Pittsburgh Portraits Adorn the Riverwalk Beneath the Fort Duquesne Bridge
The project, called “Black Flowers,” aims to celebrate the beauty and royalty of Black faces.
An artist, a wall and 215 cans of spray paint: It’s a recipe for something big.
And big is exactly what Camerin “Camo” Nesbit has in mind.
Beneath the Fort Duquesne Bridge, his sprawling mural is alive with a rainbow of familiar faces, and even though it’s still a few days away from completion, it’s striking enough to catch the attention of passersby along the Riverwalk.
“These are 12 underrepresented Black faces of Pittsburgh,” says Nesbit, a Pittsburgh native from Homewood. “Of course, there’s hundreds of faces that also could be on the wall. I just felt it was a good start.”
From left to right, the mural depicts Liberty Kinsel, the 4-year-old daughter of local artist D.S. Kinsel and singer Anqwenique Kinsel; actor Billy Porter, an alumnus of Pittsburgh CAPA High School and Carnegie Mellon University; basketball player Dejuan Blair; rapper Wiz Khalifa; Kilolo Luckett, art historian and curator; Mary Caldwell Dawson, American musician, teacher and the founding director of the National Negro Opera Company; Nisha Blackwell, founder and CEO of Knotzland Bowties; Nesbit himself; human rights activist Alma Speed Fox; disc jockey and owner of The Natural Choice Barber Shop & Salon Nate “DJNateTheBarber” Mitchell; Ta’Mere Robinson, a top-ranked football prospect at Brashear High School; and Ayisha Morgan-Lee, founder, CEO and artistic director of Hill Dance Academy Theatre.
The goal, he says, is to craft a space that’s both safe and celebratory.
“I’m just trying to create an environment that’s beautiful for everyone, but safe for Black bodies and Black individuals of all statures to come down and feel comfortable to be inspired, be uplifted, be encouraged,” he says.
Nesbit is a resident artist for Riverlife, a nonprofit that organizes activities and events that celebrate the city’s riverfronts. With the striking detail of his work, one could assume Nesbit’s art has been a lifetime in the making, but in reality, he’s only been painting for about six or seven years.
“I started with sneakers. As a kid, I really wasn’t too into art. Everybody drew Dragon Ball Z and Pokemon and stuff. I was kind of into that wave,” he says. “But I took it seriously after college, and it has grown me to an individual that I’ve really come to love.”
The location of Nesbit’s mural is across the Allegheny River from PNC Park, overlooking a walkway frequented by Pittsburghers out for a stroll, bike ride or boat trip. But it wasn’t only picked for its opportune location; it’s a wall with a storied history stemming from the protests that followed the murder of George Floyd in Minneapolis in May 2020.
In June 2020, amid a national wave of protests against police brutality, a group of guerrilla artists painted the words, “Black Lives Matter” on the wall, covering up a 2015 mural called “Adjutant,” which depicted various forms of plant life in silhouettes.
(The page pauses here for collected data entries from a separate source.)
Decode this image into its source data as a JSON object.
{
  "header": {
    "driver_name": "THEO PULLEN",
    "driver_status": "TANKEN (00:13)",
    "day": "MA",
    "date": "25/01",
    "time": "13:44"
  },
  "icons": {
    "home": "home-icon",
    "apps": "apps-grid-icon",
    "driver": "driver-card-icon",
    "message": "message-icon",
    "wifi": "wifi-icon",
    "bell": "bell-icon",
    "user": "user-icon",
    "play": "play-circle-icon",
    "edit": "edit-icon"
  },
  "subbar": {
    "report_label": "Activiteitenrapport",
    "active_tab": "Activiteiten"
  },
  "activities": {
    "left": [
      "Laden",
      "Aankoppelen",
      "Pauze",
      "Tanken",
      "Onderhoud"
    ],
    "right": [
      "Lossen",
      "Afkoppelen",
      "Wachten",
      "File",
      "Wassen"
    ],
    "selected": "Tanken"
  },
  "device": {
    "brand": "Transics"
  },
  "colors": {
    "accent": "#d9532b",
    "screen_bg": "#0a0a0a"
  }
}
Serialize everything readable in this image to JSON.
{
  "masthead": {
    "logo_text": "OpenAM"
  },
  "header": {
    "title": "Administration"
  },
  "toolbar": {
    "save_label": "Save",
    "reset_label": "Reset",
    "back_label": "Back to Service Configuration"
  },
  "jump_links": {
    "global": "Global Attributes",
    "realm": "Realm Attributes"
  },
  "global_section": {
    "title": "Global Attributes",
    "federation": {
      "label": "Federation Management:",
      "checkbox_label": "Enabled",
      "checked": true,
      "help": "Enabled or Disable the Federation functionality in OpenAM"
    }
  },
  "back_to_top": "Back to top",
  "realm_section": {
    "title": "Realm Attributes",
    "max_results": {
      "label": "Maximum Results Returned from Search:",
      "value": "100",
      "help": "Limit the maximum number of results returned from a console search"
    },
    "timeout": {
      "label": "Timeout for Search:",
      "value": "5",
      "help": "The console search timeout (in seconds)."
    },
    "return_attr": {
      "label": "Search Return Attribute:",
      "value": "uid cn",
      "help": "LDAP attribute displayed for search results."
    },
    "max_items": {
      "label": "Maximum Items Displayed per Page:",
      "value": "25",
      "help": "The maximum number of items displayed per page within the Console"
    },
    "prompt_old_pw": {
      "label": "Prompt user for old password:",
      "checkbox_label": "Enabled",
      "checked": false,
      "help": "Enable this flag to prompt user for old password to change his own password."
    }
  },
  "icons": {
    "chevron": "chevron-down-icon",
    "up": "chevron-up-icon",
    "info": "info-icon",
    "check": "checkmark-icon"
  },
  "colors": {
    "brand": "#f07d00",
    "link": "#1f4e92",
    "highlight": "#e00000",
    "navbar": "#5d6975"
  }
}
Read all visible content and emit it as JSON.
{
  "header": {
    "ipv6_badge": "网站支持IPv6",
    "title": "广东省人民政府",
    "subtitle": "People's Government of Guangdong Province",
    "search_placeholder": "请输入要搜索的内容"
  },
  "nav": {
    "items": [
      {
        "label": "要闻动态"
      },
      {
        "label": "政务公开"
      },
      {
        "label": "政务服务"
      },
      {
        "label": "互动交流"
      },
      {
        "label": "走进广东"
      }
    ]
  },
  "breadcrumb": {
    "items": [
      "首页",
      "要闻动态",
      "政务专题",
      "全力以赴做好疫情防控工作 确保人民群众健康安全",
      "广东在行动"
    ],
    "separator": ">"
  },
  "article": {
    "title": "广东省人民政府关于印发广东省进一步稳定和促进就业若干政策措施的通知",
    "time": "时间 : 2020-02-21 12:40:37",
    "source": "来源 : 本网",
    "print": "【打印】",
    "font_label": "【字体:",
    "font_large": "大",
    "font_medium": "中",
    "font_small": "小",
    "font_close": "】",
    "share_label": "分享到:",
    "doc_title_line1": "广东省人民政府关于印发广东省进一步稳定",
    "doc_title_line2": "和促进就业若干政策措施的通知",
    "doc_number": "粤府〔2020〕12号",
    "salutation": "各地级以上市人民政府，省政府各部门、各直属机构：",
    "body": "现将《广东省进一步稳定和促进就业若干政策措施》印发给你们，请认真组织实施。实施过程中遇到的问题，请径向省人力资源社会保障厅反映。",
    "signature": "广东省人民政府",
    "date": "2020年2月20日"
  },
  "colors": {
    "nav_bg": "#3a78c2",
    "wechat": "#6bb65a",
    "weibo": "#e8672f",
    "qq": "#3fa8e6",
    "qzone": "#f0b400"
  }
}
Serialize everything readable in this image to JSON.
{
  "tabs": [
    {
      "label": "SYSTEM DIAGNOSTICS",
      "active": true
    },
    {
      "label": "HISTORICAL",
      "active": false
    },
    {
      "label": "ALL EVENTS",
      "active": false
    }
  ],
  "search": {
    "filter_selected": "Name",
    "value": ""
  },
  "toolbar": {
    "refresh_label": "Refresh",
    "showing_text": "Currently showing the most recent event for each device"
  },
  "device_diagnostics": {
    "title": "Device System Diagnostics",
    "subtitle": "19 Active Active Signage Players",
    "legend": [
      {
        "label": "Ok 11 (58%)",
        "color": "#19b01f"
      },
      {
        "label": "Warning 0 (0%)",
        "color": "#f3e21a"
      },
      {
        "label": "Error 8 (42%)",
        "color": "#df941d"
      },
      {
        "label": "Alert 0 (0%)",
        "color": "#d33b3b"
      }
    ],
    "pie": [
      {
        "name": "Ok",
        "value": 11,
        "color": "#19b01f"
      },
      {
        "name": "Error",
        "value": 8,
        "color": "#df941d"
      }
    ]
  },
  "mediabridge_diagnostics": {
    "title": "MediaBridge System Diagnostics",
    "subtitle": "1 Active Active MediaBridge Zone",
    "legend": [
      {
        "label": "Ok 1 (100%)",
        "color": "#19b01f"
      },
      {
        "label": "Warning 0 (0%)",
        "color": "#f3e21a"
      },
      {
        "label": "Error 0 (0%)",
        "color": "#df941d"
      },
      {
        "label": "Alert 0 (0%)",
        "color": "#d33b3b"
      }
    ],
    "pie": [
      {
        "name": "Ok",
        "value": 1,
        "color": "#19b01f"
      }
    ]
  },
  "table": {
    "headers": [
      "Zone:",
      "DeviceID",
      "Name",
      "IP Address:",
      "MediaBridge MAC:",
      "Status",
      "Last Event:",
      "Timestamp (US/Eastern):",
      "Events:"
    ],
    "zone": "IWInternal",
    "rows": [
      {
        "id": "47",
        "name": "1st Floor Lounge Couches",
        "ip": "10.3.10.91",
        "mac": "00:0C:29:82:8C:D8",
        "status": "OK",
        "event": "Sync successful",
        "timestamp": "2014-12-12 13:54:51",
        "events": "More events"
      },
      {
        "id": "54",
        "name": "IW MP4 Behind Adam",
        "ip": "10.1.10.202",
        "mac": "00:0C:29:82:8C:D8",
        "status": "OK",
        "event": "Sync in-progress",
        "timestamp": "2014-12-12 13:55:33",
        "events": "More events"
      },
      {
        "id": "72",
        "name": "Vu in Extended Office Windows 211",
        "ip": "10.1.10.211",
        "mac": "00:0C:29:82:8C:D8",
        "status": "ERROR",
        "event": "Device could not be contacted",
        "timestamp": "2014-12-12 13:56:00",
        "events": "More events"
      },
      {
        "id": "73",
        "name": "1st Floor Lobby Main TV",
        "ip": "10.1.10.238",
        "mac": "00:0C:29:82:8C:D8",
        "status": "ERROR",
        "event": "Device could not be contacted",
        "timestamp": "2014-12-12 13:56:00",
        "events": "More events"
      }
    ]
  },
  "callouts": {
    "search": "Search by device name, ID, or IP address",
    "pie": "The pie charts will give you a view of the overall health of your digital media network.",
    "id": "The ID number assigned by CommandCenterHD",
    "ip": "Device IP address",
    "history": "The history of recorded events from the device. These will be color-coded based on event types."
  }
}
But controversy erupted over the BLM mural because no Black artists were involved; Black voices were left out. Nesbit was critical of the mural last summer, and he promptly recruited and paid 25 Black artists to revamp it. The Black Lives Matter mural was repeatedly vandalized as it was being redesigned. He chose the portraits because he does not think they will be vandalized.
“We’re just trying to figure out a way to stop [vandalism] and keep it fresh here, and keep the message solid and not political or slighted or any bias toward negativity,” he says. “Portrait work is a very respected art form, and I just felt that would give a space where it allotted no vandalism and allotted a space that had care put into it.”
While Nesbit has been a resident artist on the site for almost a year, the portrait painting began about three weeks ago, and Nesbit, who says he works fast (and had the help of a few assistants who have since gone back to school), is planning on wrapping it up by the weekend. And even though the mural hasn’t been exceptionally long in the making, it’s a project with a deep significance in which Nesbit takes great pride.
“I wanted Black faces to be seen as beautiful and royal, as they are, without a stigma of, ‘Oh this is a black face or a black hue,’” he says. “You can clearly tell with features that these are all Black faces, and I feel like if you can call them beautiful, you can call them beautiful in our realistic realm.”
Even the project’s title is imbued with deep meaning.
“The project’s called Black Flowers,” Nesbit says. “People may not get their flowers for God knows how long … I’m just trying to give them their flowers now.”